A protocol is basically a set way of doing something.

When you write a letter, you start with a salutation (“dear X”), the body, then an ending (“sincerely”) and your name. That’s a protocol.

When you cross the street, you go to a crosswalk. If there is a light you wait for it to signal for you to cross. If not, you look both ways and wait for a safe time to cross. That’s a protocol.

An API is basically a collection of protocols that allow one piece of software to communicate with another without needing to understand the specifics.

One analogy is how a car works. In a car you have a break pedal on the left, a gas pedal on the right, and a steering wheel. All cars, trucks, vans, what have you, have this set up and a person driving them only needs to know how to accelerate, brake, and steer using them. How the car actually works (how it translates you turning the steering wheel into turning the tires, how it accelerates when you press the gas or brakes when you press the brake pedal) is irrelevant to you. You can operate it without this knowledge.

Anonymous 0 Comments

An API is a set of functions that an application exposes to other applications.

A protocol describes the mechanism by which those applications communicate.
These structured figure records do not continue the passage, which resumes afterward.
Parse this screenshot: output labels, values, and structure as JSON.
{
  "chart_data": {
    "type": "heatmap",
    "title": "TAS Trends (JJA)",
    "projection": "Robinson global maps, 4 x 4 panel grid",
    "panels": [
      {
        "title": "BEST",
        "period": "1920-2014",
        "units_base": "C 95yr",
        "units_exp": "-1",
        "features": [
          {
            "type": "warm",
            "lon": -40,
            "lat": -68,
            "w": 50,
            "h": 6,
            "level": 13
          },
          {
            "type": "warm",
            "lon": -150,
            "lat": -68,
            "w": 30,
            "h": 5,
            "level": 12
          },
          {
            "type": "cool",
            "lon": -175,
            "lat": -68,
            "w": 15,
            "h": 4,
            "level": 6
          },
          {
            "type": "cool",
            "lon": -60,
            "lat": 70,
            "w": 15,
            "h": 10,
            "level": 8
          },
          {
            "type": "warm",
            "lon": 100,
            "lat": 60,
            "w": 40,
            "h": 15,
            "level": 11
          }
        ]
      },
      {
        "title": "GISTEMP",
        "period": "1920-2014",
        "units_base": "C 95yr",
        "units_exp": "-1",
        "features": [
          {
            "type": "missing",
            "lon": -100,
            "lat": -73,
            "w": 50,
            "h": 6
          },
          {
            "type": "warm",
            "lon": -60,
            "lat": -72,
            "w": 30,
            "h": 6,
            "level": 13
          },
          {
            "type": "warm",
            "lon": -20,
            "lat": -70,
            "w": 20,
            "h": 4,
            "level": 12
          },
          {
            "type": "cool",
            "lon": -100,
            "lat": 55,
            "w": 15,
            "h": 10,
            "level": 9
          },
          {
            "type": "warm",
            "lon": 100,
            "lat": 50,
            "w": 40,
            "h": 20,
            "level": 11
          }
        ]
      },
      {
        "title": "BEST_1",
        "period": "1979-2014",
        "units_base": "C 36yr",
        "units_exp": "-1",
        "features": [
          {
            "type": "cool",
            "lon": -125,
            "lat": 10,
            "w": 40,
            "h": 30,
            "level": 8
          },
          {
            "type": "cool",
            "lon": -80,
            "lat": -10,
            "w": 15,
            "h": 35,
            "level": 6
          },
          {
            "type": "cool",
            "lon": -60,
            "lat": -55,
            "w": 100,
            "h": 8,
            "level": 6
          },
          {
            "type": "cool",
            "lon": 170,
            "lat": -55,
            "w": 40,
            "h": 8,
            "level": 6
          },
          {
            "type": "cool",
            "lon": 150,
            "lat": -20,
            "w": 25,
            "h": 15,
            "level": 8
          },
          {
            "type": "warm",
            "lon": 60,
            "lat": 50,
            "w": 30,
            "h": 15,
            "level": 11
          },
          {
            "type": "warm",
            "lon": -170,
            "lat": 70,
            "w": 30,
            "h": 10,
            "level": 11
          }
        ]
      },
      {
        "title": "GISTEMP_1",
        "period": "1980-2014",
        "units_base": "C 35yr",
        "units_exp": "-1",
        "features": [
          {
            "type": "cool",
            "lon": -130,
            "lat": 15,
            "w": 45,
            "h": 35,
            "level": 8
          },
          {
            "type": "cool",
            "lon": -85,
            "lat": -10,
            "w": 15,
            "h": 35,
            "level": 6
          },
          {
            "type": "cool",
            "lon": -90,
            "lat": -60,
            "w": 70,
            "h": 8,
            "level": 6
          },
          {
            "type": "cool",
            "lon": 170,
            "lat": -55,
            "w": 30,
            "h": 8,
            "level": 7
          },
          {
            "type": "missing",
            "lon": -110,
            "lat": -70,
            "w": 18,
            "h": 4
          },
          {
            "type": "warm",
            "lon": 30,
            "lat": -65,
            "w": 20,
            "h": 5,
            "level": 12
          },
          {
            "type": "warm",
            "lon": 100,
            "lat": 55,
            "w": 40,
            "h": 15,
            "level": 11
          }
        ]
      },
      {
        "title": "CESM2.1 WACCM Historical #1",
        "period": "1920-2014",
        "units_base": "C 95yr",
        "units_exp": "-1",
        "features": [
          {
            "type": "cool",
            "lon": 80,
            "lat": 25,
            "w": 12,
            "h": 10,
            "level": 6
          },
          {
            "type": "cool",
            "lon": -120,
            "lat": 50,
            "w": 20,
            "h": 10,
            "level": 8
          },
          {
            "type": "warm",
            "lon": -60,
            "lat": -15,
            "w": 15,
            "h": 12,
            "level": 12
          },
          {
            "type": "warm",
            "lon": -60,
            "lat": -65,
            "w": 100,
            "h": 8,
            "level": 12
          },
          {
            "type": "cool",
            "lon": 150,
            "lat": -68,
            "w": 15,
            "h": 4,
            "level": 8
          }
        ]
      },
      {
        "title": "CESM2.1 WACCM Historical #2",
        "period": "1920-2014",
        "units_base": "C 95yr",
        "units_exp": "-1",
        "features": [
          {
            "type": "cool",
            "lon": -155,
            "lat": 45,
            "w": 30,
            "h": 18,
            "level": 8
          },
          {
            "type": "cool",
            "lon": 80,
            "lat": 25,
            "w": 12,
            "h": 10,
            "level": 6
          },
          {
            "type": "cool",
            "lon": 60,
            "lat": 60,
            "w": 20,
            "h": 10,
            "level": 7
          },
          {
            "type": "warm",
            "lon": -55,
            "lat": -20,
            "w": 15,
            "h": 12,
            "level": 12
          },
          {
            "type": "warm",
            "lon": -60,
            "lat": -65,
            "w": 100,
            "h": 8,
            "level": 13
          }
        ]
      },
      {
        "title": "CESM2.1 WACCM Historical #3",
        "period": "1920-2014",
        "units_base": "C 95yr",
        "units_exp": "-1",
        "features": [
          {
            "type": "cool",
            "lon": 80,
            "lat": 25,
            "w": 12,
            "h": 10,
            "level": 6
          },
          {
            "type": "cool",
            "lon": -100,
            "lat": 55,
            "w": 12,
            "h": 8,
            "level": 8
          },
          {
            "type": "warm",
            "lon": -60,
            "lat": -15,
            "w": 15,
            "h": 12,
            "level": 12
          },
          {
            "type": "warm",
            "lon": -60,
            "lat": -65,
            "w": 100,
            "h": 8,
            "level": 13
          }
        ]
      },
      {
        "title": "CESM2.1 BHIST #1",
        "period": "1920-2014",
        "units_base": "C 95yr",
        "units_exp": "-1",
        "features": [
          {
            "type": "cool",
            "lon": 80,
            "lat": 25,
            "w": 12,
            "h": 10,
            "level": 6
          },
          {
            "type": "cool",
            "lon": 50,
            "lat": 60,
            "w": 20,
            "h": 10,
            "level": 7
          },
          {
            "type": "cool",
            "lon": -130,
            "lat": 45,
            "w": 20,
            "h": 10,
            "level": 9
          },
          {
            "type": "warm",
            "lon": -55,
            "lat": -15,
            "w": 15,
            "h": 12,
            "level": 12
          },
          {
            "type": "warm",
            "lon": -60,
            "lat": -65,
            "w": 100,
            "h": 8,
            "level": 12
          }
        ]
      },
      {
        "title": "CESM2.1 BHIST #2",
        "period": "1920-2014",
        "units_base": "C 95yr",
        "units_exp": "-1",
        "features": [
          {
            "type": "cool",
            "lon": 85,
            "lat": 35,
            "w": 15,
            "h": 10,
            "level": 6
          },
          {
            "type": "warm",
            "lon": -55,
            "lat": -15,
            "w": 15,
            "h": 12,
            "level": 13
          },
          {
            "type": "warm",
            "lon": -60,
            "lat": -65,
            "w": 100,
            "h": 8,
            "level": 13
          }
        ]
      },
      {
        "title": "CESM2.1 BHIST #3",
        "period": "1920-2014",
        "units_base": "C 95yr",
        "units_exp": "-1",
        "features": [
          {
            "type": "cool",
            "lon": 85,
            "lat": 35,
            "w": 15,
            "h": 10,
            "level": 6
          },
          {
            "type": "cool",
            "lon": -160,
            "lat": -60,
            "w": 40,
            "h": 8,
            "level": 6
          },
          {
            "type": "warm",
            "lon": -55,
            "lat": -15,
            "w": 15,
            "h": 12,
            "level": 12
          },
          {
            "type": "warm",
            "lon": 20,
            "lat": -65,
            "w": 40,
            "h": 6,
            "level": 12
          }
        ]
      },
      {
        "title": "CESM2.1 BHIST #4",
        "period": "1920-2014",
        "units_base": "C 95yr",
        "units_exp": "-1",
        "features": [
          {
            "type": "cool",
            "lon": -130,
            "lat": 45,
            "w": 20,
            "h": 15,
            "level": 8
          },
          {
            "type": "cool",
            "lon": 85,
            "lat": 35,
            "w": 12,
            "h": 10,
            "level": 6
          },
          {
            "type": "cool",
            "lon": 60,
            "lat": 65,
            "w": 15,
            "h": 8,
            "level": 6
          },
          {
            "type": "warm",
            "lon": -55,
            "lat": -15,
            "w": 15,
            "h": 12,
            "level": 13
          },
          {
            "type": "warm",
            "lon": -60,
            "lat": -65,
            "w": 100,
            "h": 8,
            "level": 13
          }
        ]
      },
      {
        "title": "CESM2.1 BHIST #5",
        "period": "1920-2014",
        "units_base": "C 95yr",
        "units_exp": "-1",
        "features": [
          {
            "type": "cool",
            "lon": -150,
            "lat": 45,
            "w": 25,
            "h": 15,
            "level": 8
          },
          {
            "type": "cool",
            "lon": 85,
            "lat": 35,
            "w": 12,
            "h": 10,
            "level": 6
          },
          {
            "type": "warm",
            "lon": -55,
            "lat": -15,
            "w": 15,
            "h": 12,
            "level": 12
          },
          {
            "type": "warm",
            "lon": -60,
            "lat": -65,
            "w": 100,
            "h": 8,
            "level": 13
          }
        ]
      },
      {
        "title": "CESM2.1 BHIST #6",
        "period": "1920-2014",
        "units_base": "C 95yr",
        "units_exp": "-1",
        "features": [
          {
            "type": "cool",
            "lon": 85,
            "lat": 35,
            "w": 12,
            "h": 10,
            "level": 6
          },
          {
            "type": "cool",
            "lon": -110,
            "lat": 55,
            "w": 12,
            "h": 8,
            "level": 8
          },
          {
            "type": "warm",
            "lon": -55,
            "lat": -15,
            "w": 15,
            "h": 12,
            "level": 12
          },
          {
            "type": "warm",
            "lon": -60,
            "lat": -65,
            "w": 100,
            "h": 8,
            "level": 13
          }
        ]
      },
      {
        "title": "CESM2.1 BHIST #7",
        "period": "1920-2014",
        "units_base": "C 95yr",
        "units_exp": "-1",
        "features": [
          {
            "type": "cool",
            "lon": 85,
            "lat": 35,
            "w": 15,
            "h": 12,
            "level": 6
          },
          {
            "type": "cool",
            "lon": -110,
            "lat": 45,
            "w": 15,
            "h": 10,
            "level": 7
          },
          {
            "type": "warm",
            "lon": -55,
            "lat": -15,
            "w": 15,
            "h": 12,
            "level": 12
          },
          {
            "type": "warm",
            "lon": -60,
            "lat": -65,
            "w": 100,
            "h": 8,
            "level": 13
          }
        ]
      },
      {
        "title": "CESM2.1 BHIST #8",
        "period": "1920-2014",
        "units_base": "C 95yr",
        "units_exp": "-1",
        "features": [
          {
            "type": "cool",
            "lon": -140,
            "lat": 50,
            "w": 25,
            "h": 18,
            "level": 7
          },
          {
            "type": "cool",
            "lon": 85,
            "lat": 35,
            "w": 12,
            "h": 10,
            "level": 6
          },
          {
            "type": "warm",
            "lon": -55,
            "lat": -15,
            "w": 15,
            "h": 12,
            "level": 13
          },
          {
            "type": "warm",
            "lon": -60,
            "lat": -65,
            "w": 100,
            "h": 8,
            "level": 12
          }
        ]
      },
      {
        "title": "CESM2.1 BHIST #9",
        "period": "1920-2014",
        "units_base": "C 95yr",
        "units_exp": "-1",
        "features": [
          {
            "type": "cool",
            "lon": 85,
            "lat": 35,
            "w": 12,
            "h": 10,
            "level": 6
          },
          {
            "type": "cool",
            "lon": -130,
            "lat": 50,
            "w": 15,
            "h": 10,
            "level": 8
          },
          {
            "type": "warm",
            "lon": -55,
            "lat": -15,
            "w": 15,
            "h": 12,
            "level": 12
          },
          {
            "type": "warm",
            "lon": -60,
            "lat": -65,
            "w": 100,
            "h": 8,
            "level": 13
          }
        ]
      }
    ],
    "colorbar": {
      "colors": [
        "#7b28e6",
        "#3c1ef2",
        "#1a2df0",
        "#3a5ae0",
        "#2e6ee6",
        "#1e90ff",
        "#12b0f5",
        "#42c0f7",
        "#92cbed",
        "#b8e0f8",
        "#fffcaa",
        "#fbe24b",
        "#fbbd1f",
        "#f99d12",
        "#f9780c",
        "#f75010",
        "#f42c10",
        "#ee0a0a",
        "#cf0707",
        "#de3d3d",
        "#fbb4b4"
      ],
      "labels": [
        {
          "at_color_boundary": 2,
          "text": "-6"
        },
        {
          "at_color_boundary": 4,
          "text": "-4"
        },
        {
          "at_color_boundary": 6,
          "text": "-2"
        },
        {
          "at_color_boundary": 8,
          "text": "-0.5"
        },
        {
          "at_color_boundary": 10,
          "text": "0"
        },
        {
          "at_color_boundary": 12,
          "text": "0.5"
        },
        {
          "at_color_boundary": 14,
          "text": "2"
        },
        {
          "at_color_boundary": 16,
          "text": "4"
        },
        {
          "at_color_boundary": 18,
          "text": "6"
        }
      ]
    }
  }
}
An API will often specify the protocol(s) required to interact with the system. For example a website might say, this is our API, you can call this getWeather method to request the current weather for the city provided. But the documentation will also say, this is a REST API, you must use the Hyper Text Transfer Protocol to send requests. And if you don’t know what that is, you need to refer to the HTTP specification to know how to structure your requests, and what responses to expect.